DOLAR
EURO
STERLIN
FRANG
ALTIN
BITCOIN

İbrahim Kaboğlu, İstanbul Baro Başkanlığı için adaylığını duyurdu

Yaklaşan İstanbul Barosu seçimleri için hukukçular, adaylıklarını ilan etmeye başladı. Eski CHP İstanbul Milletvekili, anayasa hukukçusu Prof. Dr. İbrahim Özden Kaboğlu için de “Değişim İsteyen Avukatlar” ismi altında ortak bir bildiri yayınlanmıştı …

Yayınlanma Tarihi :
İbrahim Kaboğlu, İstanbul Baro Başkanlığı için adaylığını duyurdu

Yaklaşan İstanbul Barosu seçimleri için hukukçular, adaylıklarını ilan etmeye başladı. Eski CHP İstanbul Milletvekili, anayasa hukukçusu Prof. Dr. İbrahim Özden Kaboğlu için de “Değişim İsteyen Avukatlar” ismi altında ortak bir bildiri yayınlanmıştı.

Bini aşkın avukatın imzasıyla Kaboğlu’na İstanbul Barosu Lider adaylığı daveti yapılmıştı.

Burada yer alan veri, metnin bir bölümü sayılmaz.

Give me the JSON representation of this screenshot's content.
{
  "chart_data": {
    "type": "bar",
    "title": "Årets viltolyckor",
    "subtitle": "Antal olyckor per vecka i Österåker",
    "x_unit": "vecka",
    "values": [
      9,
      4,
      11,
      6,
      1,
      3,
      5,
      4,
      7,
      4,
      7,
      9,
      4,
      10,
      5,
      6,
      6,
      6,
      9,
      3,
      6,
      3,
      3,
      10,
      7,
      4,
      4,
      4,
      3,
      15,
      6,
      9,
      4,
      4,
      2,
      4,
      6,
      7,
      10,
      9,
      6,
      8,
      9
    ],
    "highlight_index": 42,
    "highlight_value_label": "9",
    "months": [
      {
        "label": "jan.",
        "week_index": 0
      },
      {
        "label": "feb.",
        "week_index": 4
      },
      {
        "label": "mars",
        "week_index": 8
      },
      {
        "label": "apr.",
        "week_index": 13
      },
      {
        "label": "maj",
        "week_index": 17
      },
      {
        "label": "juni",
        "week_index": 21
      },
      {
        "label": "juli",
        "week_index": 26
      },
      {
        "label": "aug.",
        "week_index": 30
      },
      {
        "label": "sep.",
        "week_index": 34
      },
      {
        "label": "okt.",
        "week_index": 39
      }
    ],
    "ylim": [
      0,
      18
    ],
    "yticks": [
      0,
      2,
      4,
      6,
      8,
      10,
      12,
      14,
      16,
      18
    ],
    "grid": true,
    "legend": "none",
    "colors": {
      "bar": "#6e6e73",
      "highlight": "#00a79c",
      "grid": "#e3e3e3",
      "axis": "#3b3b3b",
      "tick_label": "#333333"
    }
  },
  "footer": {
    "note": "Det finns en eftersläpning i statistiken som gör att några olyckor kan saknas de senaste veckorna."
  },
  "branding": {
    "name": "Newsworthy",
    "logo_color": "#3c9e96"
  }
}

Kaboğlu, İstanbul Barosu’nda basın toplantısı düzenledi. “Son kırılma, 2017 kırılmasıdır ve reddi mirastır. Tahminen de buradaki birlikteliğimizi manalı kılan bu 2017 reddi mirasıdır” diyen Kaboğlu, kelamlarını şöyle sürdürdü:

“Anayasa; ulusallık, 150-200 yıllık kazanımların yadsımasıdır. Bakanların bir parti için oy dilenmesi ülkeyi görünmedik eşiğe getirmiştir. AYM’ye erişim engellenmesi üzere bağımsız ve özerk kurumlar sarayın hizmetine sunulmuş bulunuyor. Bütün bunların sonucu sistematik olarak anayasasızlaştırmayı oluşturmaktadır. Anayasanın 2’nci unsuru gözüyle bu periyodu, Fetret periyodu olarak nitelendiriyorum. Bu periyotta barolar, devletin egemenlik yetki alanında her vakit savunma vazifesi yapan kuruluşlardır. Coğrafya sonu yoktur” tabirlerini kullandı.

“ANAYASANIN İHLALİNDEN BİRİNCİ ETKİLENEN BAROLAR”

Avukatların, bütün anayasa unsurlarını savunmak zorunda olduğuna vurgu yapan Kaboğlu, “Barolar, savunma çerçevesine indirgenemeyecek biçimde kıymetli kuruluşlardır. Anayasa sistematik olarak ihlal ediliyorsa birinci etkilenen kuruluşlar barolardır. Demokratik hukuk devleti ile barolar özdeşleşir. İstanbul Barosu, başka barolardan biridir lakin tıpkı vakitte Türkiye barosudur. Baroları ilga edemediler ancak İstanbul Barosu’nu bölmeyi başardılar. İstanbul, Ankara ve İzmir üzere barolar bölünme parçalanma konusunda farklı pozisyondadırlar. Baroları geliştirmek avukat örgütlerini güçlendirmek savunmayı bütünlüklü düzeye getirmek ve esasen adil yargılanma özneleri olarak son derece önemlidir” dedi.

“HEP BİRLİKTE YOLA ÇIKALIM”

“Peki benim yerim nedir? Ben İbrahim Kaboğlu olarak Anayasa avukatlığı yapma bahtı buldum” diyen Kaboğlu, savunma mesleğini nitelikli yapabilmek için nitelikli savcıların ve yargıçların var olmasına dikkati çekerek “Sonuç olarak biz avukatlar, biz İstanbul Barosu mensupları, biz Türkiye’nin anayasasızlaştırma süreciyle bir toplumun geleceğinin karartılmasına seyirci kalamayız. Biz İstanbul Barosu avukatları, tüm avukatlara seslenerek yıkıma seyirci kalamayız. Bu nedenle anayasanın koruyucuları olarak Fetret devrine son vermek için daima birlikte yola çıkalım diyorum” diye kelamlarını tamamladı.